[FOM] A proof that cannot be formalized in ZFC
Arnon Avron
aa at tau.ac.il
Mon Oct 8 15:47:02 EDT 2007
On Mon, Oct 08, 2007 at 06:12:41PM +0200, Alex Blum wrote:
> Finnur Larusson wrote:
>
> >Let con(ZFC) be a sentence in ZFC asserting that ZFC has a model.
> >Let S be the theory ZFC+con(ZFC). Let con(S) be a sentence in S (or
> >ZFC) asserting that S has a model. We assume throughout that ZFC is
> >consistent.
> >
> >Claim 1. S is consistent.
> >
> >Proof. Assume S is inconsistent, that is, has no model. This means
> >that there is no model of ZFC in which con(ZFC) is true, so the
> >negation of con(ZFC) has a proof in ZFC.
> >
> Why does it follow that if there is no model of ZFC in which con(ZFC) is
> true that the negation of con(ZFC) has a proof in ZFC?
> Doesn't this assume that ZFC is complete?
No Alex. It follows from the completeness (in another sense
of "complete") of the predicate calculus.

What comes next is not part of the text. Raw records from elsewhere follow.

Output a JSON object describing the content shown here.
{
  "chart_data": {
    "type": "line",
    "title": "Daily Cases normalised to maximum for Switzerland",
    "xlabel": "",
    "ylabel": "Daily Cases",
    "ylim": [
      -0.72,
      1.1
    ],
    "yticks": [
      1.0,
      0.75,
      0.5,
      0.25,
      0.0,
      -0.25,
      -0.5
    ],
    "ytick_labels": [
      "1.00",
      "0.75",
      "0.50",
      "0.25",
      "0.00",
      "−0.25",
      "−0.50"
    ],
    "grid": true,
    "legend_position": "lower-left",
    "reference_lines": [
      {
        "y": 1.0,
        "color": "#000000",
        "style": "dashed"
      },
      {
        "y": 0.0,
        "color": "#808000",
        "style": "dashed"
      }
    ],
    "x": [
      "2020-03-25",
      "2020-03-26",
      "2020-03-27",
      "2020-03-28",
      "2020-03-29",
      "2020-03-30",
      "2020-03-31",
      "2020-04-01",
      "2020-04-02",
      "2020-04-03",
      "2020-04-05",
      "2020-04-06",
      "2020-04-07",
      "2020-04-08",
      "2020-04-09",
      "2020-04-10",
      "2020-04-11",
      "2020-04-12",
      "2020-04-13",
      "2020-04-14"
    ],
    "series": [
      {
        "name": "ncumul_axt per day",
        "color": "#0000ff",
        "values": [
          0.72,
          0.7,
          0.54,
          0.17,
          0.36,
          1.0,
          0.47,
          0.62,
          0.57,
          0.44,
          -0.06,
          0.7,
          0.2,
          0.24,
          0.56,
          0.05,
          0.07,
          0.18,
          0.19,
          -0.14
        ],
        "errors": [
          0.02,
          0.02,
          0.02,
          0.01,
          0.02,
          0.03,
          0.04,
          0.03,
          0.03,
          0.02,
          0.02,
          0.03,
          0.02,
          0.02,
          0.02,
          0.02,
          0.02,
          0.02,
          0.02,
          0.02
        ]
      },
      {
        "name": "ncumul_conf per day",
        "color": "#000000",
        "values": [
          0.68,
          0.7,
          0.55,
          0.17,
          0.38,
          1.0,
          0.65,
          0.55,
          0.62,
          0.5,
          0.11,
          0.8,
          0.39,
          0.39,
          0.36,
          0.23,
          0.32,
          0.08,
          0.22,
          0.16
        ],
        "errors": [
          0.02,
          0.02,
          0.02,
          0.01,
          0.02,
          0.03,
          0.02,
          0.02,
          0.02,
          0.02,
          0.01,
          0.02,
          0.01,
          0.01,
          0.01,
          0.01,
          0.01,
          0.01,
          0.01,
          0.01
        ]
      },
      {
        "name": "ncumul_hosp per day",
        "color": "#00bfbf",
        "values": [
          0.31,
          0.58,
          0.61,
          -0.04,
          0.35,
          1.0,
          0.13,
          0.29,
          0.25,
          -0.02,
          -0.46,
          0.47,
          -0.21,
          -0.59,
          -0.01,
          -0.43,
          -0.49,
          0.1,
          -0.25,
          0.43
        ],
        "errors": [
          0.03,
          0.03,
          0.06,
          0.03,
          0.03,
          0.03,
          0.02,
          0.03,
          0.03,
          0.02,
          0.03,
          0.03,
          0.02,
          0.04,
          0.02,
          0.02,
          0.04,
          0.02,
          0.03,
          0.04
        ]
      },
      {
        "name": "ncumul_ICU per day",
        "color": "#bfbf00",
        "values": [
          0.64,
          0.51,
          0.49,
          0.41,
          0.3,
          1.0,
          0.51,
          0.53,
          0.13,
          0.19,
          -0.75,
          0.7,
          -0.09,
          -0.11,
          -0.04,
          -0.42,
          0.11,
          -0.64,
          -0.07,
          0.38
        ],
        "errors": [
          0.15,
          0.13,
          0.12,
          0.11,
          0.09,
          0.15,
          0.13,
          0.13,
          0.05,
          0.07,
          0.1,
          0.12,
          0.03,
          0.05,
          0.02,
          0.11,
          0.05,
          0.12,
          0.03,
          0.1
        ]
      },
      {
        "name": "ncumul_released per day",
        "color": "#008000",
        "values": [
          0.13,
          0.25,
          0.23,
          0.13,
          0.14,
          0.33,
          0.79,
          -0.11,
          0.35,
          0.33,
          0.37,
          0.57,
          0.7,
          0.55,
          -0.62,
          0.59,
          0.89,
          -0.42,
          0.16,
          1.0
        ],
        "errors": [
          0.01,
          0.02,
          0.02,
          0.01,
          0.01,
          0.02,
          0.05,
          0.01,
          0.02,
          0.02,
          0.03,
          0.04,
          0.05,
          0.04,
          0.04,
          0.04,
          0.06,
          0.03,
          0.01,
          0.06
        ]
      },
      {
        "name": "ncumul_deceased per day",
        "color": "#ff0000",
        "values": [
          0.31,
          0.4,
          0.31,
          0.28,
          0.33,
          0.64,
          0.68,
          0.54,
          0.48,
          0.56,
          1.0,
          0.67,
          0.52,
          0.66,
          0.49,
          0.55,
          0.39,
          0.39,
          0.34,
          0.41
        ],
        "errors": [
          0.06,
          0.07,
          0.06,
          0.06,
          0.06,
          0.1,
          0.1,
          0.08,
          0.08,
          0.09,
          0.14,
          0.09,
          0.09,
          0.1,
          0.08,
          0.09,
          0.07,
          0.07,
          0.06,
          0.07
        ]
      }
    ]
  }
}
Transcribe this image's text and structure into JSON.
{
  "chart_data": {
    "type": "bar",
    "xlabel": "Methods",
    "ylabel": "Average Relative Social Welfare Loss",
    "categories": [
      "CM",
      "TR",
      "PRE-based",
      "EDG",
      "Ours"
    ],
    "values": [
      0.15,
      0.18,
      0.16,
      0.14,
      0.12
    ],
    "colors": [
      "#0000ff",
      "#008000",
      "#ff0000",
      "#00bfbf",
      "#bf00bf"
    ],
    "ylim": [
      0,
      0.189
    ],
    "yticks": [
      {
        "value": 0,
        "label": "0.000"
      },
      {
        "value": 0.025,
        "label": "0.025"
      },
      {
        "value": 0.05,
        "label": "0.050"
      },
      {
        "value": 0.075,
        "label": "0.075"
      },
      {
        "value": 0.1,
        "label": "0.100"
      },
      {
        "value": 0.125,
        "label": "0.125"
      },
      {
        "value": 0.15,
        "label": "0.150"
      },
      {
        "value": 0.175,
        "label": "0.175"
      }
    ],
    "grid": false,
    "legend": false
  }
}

In fact, all the talks here on models (using Goedel's
completeness theorem for classical FOL) are unnecessary.
They only provide here a roundabout way to get from the inconsistency
of of S+{A} (where A is con(ZFC)) to the derivability of the
negation of A from S (a trivial step, valid even in
intuitionistic logic).
As other have already noted, the real mistake in Larusson's
argument is in thinking that from the assumption that ZFC
proves that it can prove a contradiction it follows that there
is indeed such a proof of contradiction in ZFC (that
we "can translate into Hebrew"). To justify this inference step
it is not enough to assume that ZFC is consistent (con(ZFC)), but that
it is \Sigma_1-consistent (thus the theory obtained from
ZFC by adding to it the negation of con(ZFC) proves its
own inconsistency, even though it is actually consistent).